If the OCR were to rise to 4.5 per cent by the end of next year, repayments on a newly-bought home would rise from the current 37 per cent of disposable (or after-tax) income to 45 per cent at the national level. That is for a household earning the median income and paying the median price with a 20 per cent deposit and a floating mortgage rate.
"In Auckland, where we assume stronger house price growth, the combined impact of price and interest rate increases would push repayments up from 52 per cent to 67 per cent. In the previous cycle, the peak in repayments was 56 per cent at the national level and 70 per cent in Auckland. So, from a housing affordability perspective, an OCR of 4.5 per cent would likely take conditions in Auckland back to a similar state as was seen at the peak of the previous tightening cycle."
Although they expect a lower track for the OCR than in the 2000s, when it peaked at 8.25 per cent, since the global financial crisis there has been a substantially wider spread or risk margin between the benchmark interest rates and banks' actual funding costs.
The ASB economists warn the OCR peak could turn out to be higher than they are currently picking, however.
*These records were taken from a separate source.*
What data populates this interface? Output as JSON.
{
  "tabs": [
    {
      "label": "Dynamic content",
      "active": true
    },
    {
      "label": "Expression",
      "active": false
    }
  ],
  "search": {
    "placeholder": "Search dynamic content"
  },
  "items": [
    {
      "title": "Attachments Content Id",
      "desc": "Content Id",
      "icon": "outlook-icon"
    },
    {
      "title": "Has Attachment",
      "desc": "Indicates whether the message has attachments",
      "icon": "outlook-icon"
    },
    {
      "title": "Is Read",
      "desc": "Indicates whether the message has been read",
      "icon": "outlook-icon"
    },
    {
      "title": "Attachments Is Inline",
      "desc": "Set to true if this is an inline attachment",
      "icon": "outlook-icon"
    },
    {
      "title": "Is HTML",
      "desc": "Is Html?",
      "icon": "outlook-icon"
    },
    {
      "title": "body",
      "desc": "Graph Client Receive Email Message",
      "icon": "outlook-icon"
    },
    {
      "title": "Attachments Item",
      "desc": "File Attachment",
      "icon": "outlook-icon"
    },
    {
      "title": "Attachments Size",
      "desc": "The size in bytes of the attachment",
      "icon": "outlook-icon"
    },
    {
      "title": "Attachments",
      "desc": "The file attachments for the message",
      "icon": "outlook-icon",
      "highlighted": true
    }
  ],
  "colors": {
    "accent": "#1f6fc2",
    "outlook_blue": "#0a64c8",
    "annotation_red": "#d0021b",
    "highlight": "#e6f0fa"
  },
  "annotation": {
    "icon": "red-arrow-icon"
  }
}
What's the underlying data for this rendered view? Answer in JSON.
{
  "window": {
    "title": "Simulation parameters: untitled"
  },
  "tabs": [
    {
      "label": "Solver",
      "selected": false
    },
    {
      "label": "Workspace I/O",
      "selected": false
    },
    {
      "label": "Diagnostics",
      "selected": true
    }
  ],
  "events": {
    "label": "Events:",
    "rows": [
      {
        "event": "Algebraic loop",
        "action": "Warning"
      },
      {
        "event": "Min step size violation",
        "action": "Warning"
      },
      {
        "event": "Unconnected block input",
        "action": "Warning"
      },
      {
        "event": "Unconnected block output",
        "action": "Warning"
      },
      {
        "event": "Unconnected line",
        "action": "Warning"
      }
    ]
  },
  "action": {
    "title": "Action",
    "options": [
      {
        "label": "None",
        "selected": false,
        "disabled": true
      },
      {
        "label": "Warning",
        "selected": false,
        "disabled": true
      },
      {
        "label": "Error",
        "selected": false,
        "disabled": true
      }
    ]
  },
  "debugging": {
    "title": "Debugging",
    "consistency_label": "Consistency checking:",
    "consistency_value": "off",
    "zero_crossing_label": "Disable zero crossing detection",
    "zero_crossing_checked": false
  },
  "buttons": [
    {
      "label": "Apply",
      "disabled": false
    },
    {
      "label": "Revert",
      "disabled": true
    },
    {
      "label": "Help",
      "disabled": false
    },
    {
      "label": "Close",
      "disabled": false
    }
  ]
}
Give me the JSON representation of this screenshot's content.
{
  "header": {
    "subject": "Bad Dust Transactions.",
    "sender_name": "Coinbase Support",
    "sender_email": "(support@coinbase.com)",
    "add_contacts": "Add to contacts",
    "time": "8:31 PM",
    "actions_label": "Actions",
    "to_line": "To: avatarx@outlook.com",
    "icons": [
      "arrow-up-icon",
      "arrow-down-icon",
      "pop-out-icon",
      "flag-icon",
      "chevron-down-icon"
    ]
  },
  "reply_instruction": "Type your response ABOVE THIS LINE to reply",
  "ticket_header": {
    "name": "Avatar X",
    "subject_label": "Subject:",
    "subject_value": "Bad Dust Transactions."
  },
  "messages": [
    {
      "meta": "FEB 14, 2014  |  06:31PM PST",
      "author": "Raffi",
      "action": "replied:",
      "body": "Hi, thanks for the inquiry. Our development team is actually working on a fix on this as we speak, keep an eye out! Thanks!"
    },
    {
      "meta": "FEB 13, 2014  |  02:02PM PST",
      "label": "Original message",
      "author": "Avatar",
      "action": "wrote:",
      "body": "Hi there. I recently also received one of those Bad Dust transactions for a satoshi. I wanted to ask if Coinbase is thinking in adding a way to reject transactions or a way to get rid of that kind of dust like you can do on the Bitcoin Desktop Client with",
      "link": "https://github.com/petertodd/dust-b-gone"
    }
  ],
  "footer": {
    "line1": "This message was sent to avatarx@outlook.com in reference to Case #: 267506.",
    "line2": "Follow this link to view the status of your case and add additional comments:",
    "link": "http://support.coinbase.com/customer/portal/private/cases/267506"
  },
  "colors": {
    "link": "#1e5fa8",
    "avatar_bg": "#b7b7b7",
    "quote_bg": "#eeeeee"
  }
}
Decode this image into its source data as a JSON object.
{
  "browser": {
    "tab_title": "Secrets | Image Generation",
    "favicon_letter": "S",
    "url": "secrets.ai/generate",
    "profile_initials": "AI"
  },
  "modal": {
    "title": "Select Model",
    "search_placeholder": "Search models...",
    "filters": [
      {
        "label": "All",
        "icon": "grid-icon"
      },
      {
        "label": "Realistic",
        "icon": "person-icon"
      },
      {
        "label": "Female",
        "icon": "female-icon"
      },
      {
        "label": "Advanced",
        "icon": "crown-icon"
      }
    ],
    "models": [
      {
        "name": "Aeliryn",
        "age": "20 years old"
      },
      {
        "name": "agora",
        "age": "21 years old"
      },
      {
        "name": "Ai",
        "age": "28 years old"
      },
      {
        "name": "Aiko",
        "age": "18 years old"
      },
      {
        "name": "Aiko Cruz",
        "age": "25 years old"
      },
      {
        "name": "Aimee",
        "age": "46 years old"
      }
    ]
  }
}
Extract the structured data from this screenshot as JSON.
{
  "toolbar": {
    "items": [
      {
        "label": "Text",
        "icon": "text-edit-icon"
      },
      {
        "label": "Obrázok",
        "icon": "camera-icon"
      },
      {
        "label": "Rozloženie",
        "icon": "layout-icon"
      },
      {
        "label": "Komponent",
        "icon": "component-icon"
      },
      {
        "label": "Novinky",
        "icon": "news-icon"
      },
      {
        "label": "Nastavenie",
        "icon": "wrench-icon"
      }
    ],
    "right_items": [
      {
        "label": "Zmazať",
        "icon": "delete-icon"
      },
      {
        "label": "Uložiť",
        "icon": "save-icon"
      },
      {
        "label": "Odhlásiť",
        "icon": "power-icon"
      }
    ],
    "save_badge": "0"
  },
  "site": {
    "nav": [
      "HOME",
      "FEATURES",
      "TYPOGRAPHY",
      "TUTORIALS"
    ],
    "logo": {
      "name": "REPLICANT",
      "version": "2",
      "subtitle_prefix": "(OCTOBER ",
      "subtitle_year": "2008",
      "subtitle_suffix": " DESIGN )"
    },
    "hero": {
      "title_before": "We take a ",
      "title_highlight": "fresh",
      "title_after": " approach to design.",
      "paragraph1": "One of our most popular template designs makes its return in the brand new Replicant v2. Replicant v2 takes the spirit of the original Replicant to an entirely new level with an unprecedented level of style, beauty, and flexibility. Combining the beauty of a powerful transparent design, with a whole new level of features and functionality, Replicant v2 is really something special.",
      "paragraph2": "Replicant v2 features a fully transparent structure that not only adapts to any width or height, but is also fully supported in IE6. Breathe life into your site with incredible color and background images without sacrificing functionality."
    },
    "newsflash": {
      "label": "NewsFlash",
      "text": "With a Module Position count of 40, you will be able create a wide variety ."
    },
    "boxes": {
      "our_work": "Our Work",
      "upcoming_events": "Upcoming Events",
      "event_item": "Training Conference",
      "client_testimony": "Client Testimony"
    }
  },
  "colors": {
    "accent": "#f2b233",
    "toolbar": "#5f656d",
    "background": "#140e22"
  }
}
The neutral rate may be higher than 4.5 per cent if borrowing appetites rebound back towards the levels prevailing before the GFC.
And it may be necessary for the Reserve Bank to push the rate beyond neutral if inflation threatened to stay above its target of 2 per cent over the medium-term.
On the same assumptions, if interest rates were to be an extra 1 percentage point higher by the end of next year, first-home buyers' mortgage bills would rise to 49 per cent of income nationally and 72 per cent in Auckland.
"An OCR of 4.5 per cent will increase existing mortgage holders' debt servicing costs moderately. However, the impact on the affordability of new house buyers will be quite pronounced and effective in containing house prices and the flow-on effects from the housing market to inflation."